Finding good phylogenies using citation relationships

How does a person who is not expert in a group of organisms find a good phylogeny to use for their work? Think of somebody interested in animal behaviour who needs a tree for their birds of fish. Ignoring the answers "ask a systematist" or (even worse) "become a systematist and build the tree themselves", how do we answer this query?

Google ranks sites using link structure (in essense, pages with lots of links that are themselves pointed to by lots of sites score highly). Could we use the same idea for scientific papers? The answer is of course we could, but whether it would generate useful results is an open question. I've been toying with Jon Kleinberg's ideas in Authoritative sources in a hyperlinked environment. Kleinberg identifies "authorities" and "hubs", which are roughly analogous to highly cited papers and review articles, respectively.
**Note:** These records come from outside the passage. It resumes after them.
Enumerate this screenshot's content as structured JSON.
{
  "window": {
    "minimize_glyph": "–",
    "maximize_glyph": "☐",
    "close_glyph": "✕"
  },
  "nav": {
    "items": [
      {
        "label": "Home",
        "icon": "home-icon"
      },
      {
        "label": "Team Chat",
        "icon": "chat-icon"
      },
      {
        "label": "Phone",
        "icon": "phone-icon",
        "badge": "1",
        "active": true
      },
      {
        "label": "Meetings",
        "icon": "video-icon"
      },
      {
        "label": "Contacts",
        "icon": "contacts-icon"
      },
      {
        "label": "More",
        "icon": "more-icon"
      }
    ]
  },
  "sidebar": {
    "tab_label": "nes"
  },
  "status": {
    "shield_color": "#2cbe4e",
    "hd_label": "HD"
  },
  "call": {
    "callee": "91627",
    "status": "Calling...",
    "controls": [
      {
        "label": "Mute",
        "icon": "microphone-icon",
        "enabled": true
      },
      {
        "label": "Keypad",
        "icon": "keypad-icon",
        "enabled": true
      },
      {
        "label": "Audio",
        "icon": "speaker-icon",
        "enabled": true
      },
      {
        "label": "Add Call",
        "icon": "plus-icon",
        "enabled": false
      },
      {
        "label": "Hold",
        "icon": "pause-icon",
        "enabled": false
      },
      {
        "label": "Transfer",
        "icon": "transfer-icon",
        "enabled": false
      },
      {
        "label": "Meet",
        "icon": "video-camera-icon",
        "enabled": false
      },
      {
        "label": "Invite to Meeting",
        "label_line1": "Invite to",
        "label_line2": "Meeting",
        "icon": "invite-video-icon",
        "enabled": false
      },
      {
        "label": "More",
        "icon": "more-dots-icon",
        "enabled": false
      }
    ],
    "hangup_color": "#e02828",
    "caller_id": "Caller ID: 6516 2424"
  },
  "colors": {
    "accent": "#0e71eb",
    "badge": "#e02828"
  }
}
So, the idea is this. For a collection of papers (such as those in TreeBASE, or those being assembled for birds by Katie Davis in my lab), use Google Scholar to extract citation information, build a graph and compute authorities and hubs using Kleinberg's algorithms. Based on a little play with TreeBASE (which I need to finish and write up, sigh), papers with high hub scores tend to be recent reviews, which may be good candidates for a place to start.
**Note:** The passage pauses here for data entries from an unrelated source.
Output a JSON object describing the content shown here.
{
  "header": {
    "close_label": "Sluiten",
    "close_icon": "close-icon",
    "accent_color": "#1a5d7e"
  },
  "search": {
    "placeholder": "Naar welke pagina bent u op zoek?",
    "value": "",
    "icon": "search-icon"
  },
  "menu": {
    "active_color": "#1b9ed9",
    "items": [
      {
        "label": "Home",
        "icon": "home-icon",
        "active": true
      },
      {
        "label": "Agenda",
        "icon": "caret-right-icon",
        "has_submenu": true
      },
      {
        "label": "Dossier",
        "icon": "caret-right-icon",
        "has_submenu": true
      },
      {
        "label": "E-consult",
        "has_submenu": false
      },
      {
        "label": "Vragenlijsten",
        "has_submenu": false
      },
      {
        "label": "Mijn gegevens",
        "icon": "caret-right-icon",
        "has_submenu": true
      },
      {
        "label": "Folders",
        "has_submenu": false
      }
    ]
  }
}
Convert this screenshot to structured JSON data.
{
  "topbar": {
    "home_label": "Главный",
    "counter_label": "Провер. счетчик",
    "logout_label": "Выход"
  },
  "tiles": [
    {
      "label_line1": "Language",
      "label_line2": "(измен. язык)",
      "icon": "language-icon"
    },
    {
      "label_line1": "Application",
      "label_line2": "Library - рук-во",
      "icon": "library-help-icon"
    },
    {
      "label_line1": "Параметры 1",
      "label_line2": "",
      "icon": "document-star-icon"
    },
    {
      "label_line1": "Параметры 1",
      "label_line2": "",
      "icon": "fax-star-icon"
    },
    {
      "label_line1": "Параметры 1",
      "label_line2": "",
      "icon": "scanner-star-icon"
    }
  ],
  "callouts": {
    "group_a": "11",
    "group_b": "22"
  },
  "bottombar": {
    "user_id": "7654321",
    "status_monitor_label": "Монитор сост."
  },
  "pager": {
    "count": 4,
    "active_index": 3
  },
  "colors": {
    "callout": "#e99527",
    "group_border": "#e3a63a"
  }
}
We could even test this. In the case of Katie's work on bird supertrees, we could compute a measure of fit between input trees and the supertree, and compare that with the score assigned to the paper containing the source tree. If my idea has value, papers that have "good" input trees will also have scores based on citation structure (e.g., hubiness, or some other measure).

Monday, January 02, 2006

Wouldn't it be cool if ... GenBank watch

From the "wouldn't it be cool if" department, one thing I've often thought would be very handy would be a web site that listed sequences in GenBank that were known (or suspected) to be problematic (especially sequences thought to have been misidentified). What I'd like to see is a site called something like "GenBank Watch" (a ripe off of Search Engine Watch) where this information is recorded.

There has some commentary on this issue in the literature (Rytas Vilgalys's article in New Phytologist doi:10.1046/j.1469-8137.2003.00894.x, and James Harris' article in Trends in Ecology and Evolution doi:10.1016/S0169-5347(03)00150-2).

Some workers do make available lists of dubious sequences, such as list of rejected sequences provided by the mor project. My concern is that a lot of this sort of information is buried in papers (e.g. this one suggesting AF203470 has been misidentified), or even worse, comes to light when manuscripts are reviewed, the authors remove the sequences from their data set, but the important information (that the sequence is bogus) isn't mentioned in the paper.

Wouldn't it be great if there was a web site were one could go and search for a sequence by accession number to if somebody had flagged that sequences as problematic? Ideally the site would enable users to comment on a sequence (for example, it whether the sequence is bogus might be contentious), and it would also need a web service interface so the search could be automated.

One for the "if I only had time" list.